The Industry's First SD-WAN for OT (Operational Technology)

By Peter posted Dec 02, 2020 02:39 AM


SD-WAN has taken the WAN Edge market by storm over the past few years. Businesses and organizations are rapidly choosing SD-WAN in favor of traditional routers due to the added resiliency, traffic engineering possibilities and cost savings it brings. On the other hand, OT networks thus far have not benefited from SD-WAN due to the lack of vendor support for ruggedized edge devices. That changes now as we are proud to announce the FortiGate Rugged FGR-60F/60F-3G4G – the industry’s first OT Secure SD-WAN line of WAN edge devices. The FGR-60F and 60F-3G4G feature all the industry leading security and SD-WAN capabilities our customers have grown accustomed to in a form factor that can withstand harsh industrial environments. 

Before we go any further, let us take a step back and see how we got here. Traditionally, OT and IT were completely separate networks. OT networks were more or less “air-gapped” from their IT counterparts. However, the lines between the two networks have been rapidly blurring due to OT networks undergoing digital transformation. Organizations have realized that by leveraging, Big data, ML/AI, IoT and cloud among other things, their operational efficiency can go way up. Now, with great power come great responsibilities. This convergence between cyber and physical control systems not only bring in great benefits but also new challenges. Exposure to the IT network as well as the Internet greatly increases the attack surface. OT networks not only have the same or even more stringent security requirements as IT networks, they also have extremely high uptime requirements. Thus, proper security measures, network segmentation and fine-grained control of application traffic flows now become essential.
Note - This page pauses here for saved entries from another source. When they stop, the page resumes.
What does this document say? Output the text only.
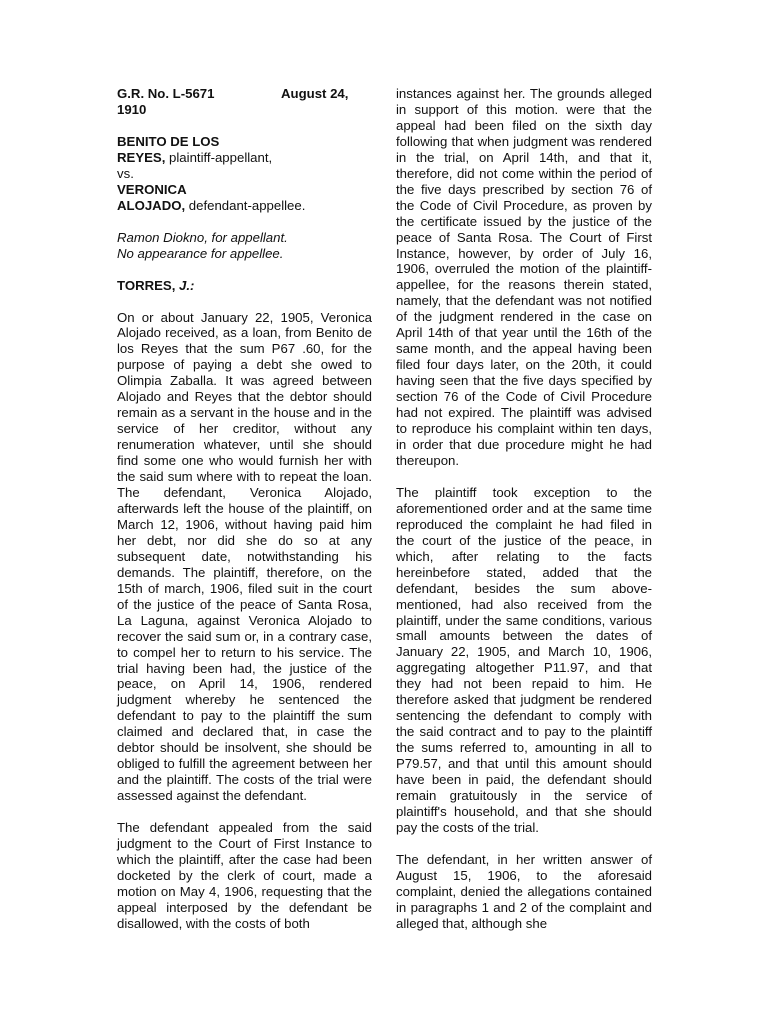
G.R. No. L-5671	August 24,
1910

BENITO DE LOS
REYES, plaintiff-appellant,
vs.
VERONICA
ALOJADO, defendant-appellee.

Ramon Diokno, for appellant.
No appearance for appellee.

TORRES, J.:

On or about January 22, 1905, Veronica Alojado received, as a loan, from Benito de los Reyes that the sum P67 .60, for the purpose of paying a debt she owed to Olimpia Zaballa. It was agreed between Alojado and Reyes that the debtor should remain as a servant in the house and in the service of her creditor, without any renumeration whatever, until she should find some one who would furnish her with the said sum where with to repeat the loan. The defendant, Veronica Alojado, afterwards left the house of the plaintiff, on March 12, 1906, without having paid him her debt, nor did she do so at any subsequent date, notwithstanding his demands. The plaintiff, therefore, on the 15th of march, 1906, filed suit in the court of the justice of the peace of Santa Rosa, La Laguna, against Veronica Alojado to recover the said sum or, in a contrary case, to compel her to return to his service. The trial having been had, the justice of the peace, on April 14, 1906, rendered judgment whereby he sentenced the defendant to pay to the plaintiff the sum claimed and declared that, in case the debtor should be insolvent, she should be obliged to fulfill the agreement between her and the plaintiff. The costs of the trial were assessed against the defendant.

The defendant appealed from the said judgment to the Court of First Instance to which the plaintiff, after the case had been docketed by the clerk of court, made a motion on May 4, 1906, requesting that the appeal interposed by the defendant be disallowed, with the costs of both

instances against her. The grounds alleged in support of this motion. were that the appeal had been filed on the sixth day following that when judgment was rendered in the trial, on April 14th, and that it, therefore, did not come within the period of the five days prescribed by section 76 of the Code of Civil Procedure, as proven by the certificate issued by the justice of the peace of Santa Rosa. The Court of First Instance, however, by order of July 16, 1906, overruled the motion of the plaintiff-appellee, for the reasons therein stated, namely, that the defendant was not notified of the judgment rendered in the case on April 14th of that year until the 16th of the same month, and the appeal having been filed four days later, on the 20th, it could having seen that the five days specified by section 76 of the Code of Civil Procedure had not expired. The plaintiff was advised to reproduce his complaint within ten days, in order that due procedure might he had thereupon.

The plaintiff took exception to the aforementioned order and at the same time reproduced the complaint he had filed in the court of the justice of the peace, in which, after relating to the facts hereinbefore stated, added that the defendant, besides the sum above-mentioned, had also received from the plaintiff, under the same conditions, various small amounts between the dates of January 22, 1905, and March 10, 1906, aggregating altogether P11.97, and that they had not been repaid to him. He therefore asked that judgment be rendered sentencing the defendant to comply with the said contract and to pay to the plaintiff the sums referred to, amounting in all to P79.57, and that until this amount should have been in paid, the defendant should remain gratuitously in the service of plaintiff's household, and that she should pay the costs of the trial.

The defendant, in her written answer of August 15, 1906, to the aforesaid complaint, denied the allegations contained in paragraphs 1 and 2 of the complaint and alleged that, although she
Fortinet Secure SD-WAN unlike most other SD-WAN solutions allow both physical WAN and VLAN interfaces to participate as SD-WAN members. This when combined with FortiGuard Lab’s Industrial Application Database (featuring over 1500 industrial applications used in OT environments), provides SD-WAN dynamic path selection, application visibility and network resiliency between nodes within the OT network. As an example, this can allow administrators to put sensor traffic on a VLAN interface and surveillance traffic destined for the cloud on a WAN link while using LTE as a backup. Another example would be to provide application aware failover in an offshore installation. With Fortinet Secure SD-WAN, administrators can limit the traffic on high cost satellite connections to only critical applications in the event the high-bandwidth, low cost connection is not available. The traffic engineering possibilities are endless. Remediation features such as FEC or packet duplication can be enabled to strengthen the integrity of the traffic. Further, cross OT-IT communications can also be controlled and secured with Fortinet Secure SD-WAN; enhancing the overall security of both networks. With Fortinet, SD-WAN can finally be leveraged in common OT use cases and bring transformative results. OT networks are often tied to critical infrastructure. As such, protecting the network is of utmost importance. Fortinet Secure SD-WAN for OT protects both network security and network availability and today, OT networks can now truly step into the digital age.